Ontario study reveals that the use of implantable cardioverter defibrillators is not an equal-opportunity procedure

People with failing hearts are increasingly being offered implanted battery-powered devices to shock the heart back into a normal rhythm in the case of cardiac arrest. But an Ontario study shows women and several other groups are less likely to receive the potentially life-saving devices.

The researchers analyzed several health-care databases to identify more than 48,000 people who were eligible to receive an implantable cardioverter defibrillator (ICD) for prevention of a first episode of cardiac arrest. The group included people who had suffered a heart attack and within the next five years were hospitalized for heart failure, a condition in which the heart can no longer pump blood properly. The hospitalizations occurred between January 1993 and March 2004.

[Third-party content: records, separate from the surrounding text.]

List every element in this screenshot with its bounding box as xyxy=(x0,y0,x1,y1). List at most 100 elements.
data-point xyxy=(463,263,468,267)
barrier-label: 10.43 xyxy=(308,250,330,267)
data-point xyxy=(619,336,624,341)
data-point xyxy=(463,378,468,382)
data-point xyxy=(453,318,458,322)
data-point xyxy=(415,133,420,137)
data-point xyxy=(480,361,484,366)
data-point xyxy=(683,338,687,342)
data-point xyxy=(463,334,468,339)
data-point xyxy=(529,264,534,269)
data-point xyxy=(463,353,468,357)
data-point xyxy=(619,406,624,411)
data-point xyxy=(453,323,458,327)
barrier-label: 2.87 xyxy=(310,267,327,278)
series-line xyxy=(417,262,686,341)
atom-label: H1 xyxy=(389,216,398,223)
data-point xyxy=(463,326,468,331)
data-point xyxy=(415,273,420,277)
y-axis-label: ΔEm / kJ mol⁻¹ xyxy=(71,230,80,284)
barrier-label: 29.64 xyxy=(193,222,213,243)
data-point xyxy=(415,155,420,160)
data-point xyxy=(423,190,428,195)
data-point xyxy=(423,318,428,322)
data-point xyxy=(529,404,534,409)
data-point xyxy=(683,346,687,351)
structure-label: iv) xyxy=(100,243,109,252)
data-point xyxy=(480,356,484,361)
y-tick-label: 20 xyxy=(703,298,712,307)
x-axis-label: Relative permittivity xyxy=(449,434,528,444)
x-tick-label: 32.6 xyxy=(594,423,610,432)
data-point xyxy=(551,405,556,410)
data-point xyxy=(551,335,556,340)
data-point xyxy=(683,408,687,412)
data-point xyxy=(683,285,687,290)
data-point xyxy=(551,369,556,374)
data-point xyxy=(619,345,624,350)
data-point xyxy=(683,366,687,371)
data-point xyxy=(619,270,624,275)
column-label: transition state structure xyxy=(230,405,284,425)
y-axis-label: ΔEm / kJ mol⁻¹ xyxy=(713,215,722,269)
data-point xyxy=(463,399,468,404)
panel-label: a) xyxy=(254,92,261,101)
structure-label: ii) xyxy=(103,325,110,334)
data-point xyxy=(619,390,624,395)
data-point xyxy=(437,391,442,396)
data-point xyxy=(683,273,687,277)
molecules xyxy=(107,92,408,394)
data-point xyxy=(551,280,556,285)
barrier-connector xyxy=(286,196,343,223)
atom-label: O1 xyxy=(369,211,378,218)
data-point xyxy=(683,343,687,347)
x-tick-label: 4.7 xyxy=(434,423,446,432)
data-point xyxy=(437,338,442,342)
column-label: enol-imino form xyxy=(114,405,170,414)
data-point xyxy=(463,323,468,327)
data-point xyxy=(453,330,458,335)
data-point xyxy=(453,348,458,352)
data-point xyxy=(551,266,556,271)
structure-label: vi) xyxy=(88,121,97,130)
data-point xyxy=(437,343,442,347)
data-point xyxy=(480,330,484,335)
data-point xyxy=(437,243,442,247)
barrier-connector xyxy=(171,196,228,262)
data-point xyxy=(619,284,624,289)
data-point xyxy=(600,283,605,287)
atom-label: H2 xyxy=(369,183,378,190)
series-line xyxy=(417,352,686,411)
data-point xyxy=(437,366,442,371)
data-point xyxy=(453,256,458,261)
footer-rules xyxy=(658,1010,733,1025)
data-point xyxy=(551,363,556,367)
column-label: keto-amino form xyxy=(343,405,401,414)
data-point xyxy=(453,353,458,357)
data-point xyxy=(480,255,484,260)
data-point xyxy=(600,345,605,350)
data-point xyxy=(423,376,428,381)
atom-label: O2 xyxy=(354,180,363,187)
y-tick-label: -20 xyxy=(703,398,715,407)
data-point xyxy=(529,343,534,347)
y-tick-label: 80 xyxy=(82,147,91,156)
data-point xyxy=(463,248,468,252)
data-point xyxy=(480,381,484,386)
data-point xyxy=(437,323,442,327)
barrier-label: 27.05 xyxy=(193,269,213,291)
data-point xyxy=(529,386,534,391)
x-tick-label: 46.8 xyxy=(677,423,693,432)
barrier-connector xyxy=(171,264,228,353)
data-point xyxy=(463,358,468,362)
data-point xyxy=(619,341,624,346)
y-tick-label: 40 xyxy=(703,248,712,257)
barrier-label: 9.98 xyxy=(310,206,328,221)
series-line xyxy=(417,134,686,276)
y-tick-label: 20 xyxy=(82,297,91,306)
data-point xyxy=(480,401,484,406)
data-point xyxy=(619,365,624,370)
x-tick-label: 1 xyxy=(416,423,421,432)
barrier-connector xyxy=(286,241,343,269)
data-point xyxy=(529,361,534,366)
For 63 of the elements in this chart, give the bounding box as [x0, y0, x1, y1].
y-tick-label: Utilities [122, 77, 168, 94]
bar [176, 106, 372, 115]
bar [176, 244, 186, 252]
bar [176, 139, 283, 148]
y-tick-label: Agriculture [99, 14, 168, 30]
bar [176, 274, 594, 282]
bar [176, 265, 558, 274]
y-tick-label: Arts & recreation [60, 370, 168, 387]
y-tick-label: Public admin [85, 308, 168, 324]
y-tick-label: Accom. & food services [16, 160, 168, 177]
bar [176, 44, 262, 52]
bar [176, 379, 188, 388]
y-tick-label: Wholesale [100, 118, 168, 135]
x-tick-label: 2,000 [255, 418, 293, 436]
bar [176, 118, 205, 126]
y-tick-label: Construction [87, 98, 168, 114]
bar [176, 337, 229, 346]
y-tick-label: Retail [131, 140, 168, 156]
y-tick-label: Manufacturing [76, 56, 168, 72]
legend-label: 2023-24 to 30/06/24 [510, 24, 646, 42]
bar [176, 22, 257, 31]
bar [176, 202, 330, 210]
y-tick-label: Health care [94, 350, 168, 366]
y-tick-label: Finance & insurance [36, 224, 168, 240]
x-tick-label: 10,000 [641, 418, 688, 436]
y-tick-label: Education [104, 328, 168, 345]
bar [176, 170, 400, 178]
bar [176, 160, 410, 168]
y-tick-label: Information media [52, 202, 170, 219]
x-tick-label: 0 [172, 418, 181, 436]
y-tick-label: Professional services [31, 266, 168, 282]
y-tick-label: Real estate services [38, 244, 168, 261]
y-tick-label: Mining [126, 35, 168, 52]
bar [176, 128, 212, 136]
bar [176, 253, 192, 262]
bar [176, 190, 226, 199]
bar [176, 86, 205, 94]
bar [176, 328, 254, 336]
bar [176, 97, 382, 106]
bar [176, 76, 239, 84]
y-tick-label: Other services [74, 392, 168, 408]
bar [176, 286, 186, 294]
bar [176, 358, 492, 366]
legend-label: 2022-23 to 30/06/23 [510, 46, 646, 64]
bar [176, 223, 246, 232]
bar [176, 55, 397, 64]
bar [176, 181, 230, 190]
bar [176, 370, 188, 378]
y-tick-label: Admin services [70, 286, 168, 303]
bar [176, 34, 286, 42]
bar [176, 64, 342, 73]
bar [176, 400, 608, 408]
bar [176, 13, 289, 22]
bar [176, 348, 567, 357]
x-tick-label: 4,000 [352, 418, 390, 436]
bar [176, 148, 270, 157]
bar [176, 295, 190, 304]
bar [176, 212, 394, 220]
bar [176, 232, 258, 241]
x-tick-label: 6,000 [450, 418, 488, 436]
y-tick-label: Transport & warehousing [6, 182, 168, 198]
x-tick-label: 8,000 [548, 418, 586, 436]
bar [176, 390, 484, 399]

A total of 440 people received an ICD during hospitalization or during the following year, and use of the devices increased during the study period, rising from an implantation rate of 0.12 per cent in 1993 to 3.9 per cent in 2004.

The results showed ICD implantation was four times more likely in men than women; three times more likely in people younger than 75 than those older; 40 per cent more likely among city dwellers than rural residents; and 30 per cent more likely in patients of higher socioeconomic status than those of lower status.

Dr. Jacob Udell, a study author and research fellow at the Institute for Clinical Evaluative Sciences in Toronto, says it was not surprising to discover that younger people, who may be inherently healthier, or those living in urban areas, where hospitals may have more experience with ICDs, were more likely to receive the devices. The fact that socioeconomic status and gender played such big roles, however, was surprising.

"The question really comes down to ... is it a gender discrepancy or is it something in the sexes that would make a man more likely to be eligible versus a woman?" Udell says. "We can't discern why -- even if you account for several of those inherent differences and predispositions -- the women were receiving these devices four times less frequently than men."